Champions no Porto retira autoridade ao Governo

Mexer com a liberdade do povo dá sempre mau resultado. Brincar com o seu gozo é opção de mau agoiro. A incapacidade de o governo em controlar os acontecimentos que permitiu – Sporting, em Lisboa, e Champions, no Porto – levou que pela primeira vez uma figura pública portuguesa (Pinto da Costa) pedisse a demissão do Primeiro Ministro.

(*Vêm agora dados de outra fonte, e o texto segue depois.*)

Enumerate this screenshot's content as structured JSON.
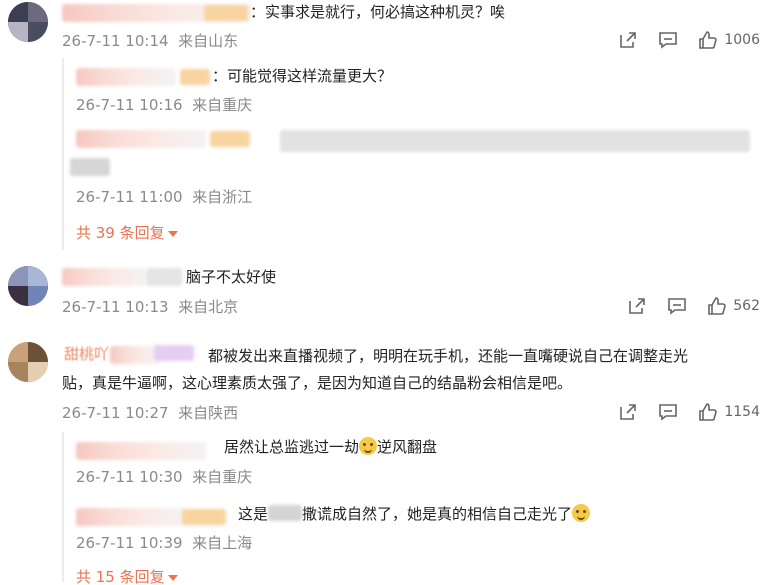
{
  "comments": [
    {
      "text": "：实事求是就行，何必搞这种机灵？唉",
      "time": "26-7-11 10:14",
      "location": "来自山东",
      "likes": "1006",
      "replies": [
        {
          "text": "：可能觉得这样流量更大？",
          "time": "26-7-11 10:16",
          "location": "来自重庆"
        },
        {
          "text": "",
          "time": "26-7-11 11:00",
          "location": "来自浙江"
        }
      ],
      "more": "共 39 条回复"
    },
    {
      "text": "脑子不太好使",
      "time": "26-7-11 10:13",
      "location": "来自北京",
      "likes": "562"
    },
    {
      "name_partial": "甜桃吖",
      "text_line1": "都被发出来直播视频了，明明在玩手机，还能一直嘴硬说自己在调整走光",
      "text_line2": "贴，真是牛逼啊，这心理素质太强了，是因为知道自己的结晶粉会相信是吧。",
      "time": "26-7-11 10:27",
      "location": "来自陕西",
      "likes": "1154",
      "replies": [
        {
          "text_a": "居然让总监逃过一劫",
          "text_b": "逆风翻盘",
          "time": "26-7-11 10:30",
          "location": "来自重庆"
        },
        {
          "text_a": "这是",
          "text_b": "撒谎成自然了，她是真的相信自己走光了",
          "time": "26-7-11 10:39",
          "location": "来自上海"
        }
      ],
      "more": "共 15 条回复"
    }
  ],
  "icons": {
    "share": "share-icon",
    "comment": "comment-icon",
    "like": "like-icon",
    "emoji": "grin-emoji-icon"
  },
  "colors": {
    "accent": "#eb7350",
    "meta": "#8a8a8a"
  }
}
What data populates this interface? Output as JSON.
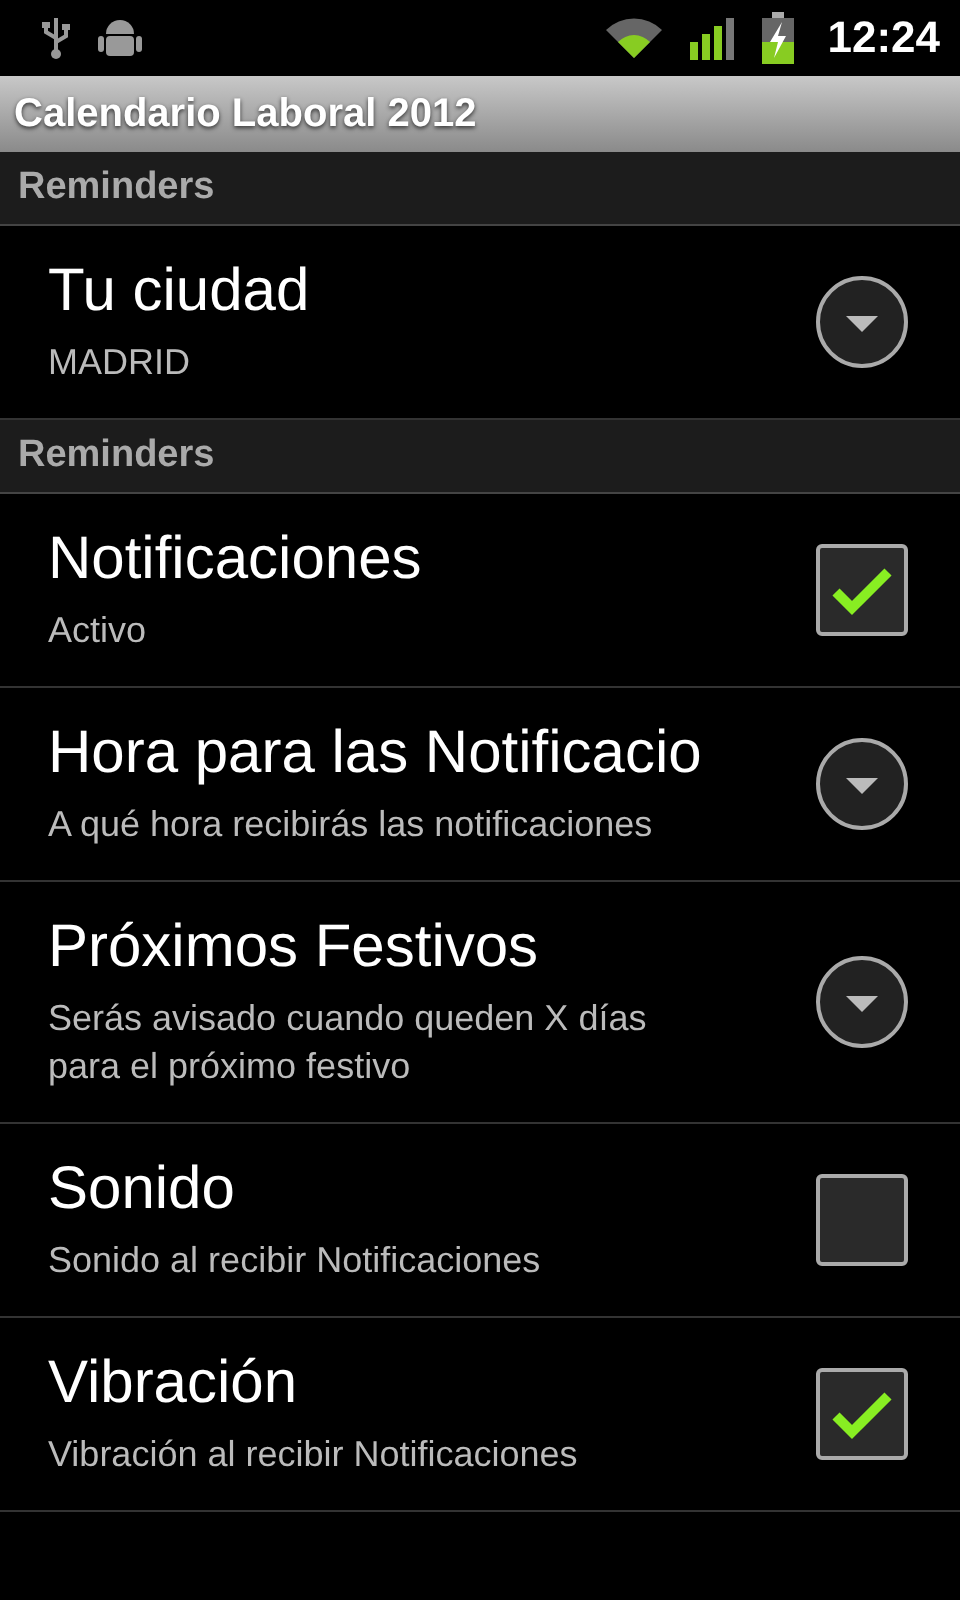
{
  "status_bar": {
    "time": "12:24"
  },
  "title_bar": {
    "title": "Calendario Laboral 2012"
  },
  "sections": [
    {
      "header": "Reminders",
      "items": [
        {
          "kind": "list",
          "title": "Tu ciudad",
          "summary": "MADRID"
        }
      ]
    },
    {
      "header": "Reminders",
      "items": [
        {
          "kind": "checkbox",
          "title": "Notificaciones",
          "summary": "Activo",
          "checked": true
        },
        {
          "kind": "list",
          "title": "Hora para las Notificacio",
          "summary": "A qué hora recibirás las notificaciones"
        },
        {
          "kind": "list",
          "title": "Próximos Festivos",
          "summary": "Serás avisado cuando queden X días para el próximo festivo"
        },
        {
          "kind": "checkbox",
          "title": "Sonido",
          "summary": "Sonido al recibir Notificaciones",
          "checked": false
        },
        {
          "kind": "checkbox",
          "title": "Vibración",
          "summary": "Vibración al recibir Notificaciones",
          "checked": true
        }
      ]
    }
  ]
}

Os portugueses perguntam agora que governo vão ter nas noites dos santos populares e nas suas terras. Há muitos foguetes para estoirar e não sabemos quem pagará a factura. Os ingleses não serão certamente.

 

As reacções aos festejos ingleses no Porto por ocasião da disputa da final da liga dos campeões, autorizada pelo Governo com o apoio logístico da câmara municipal, está a provocar indignação nas pessoas que pretendem saber que indicações terão de seguir por ocasião das festas populares. E terão dificuldade em perceber que o “rigor oficial” seja decretado para os portugueses e que se abram excepões para públicos específicos autorizados a ocupar o espaço público de forma proibida aos residentes.

Este protesto popular que passa de boca em boca e se exprime nas redes sociais foi assumido pelo líder do PSD que não compreende que a “cena” Sporting se tenha repetido dias depois no Porto, e também pelo líder do FC do Porto que – agastado por não ter adeptos no estádio do seu clube – referiu a “incompetência” do Governo na gestão de crises. Pinto da Costa desferiu um ataque político relevante tendo sido o primeiro líder português a pedir a demissão do primeiro-ministro desde 2015.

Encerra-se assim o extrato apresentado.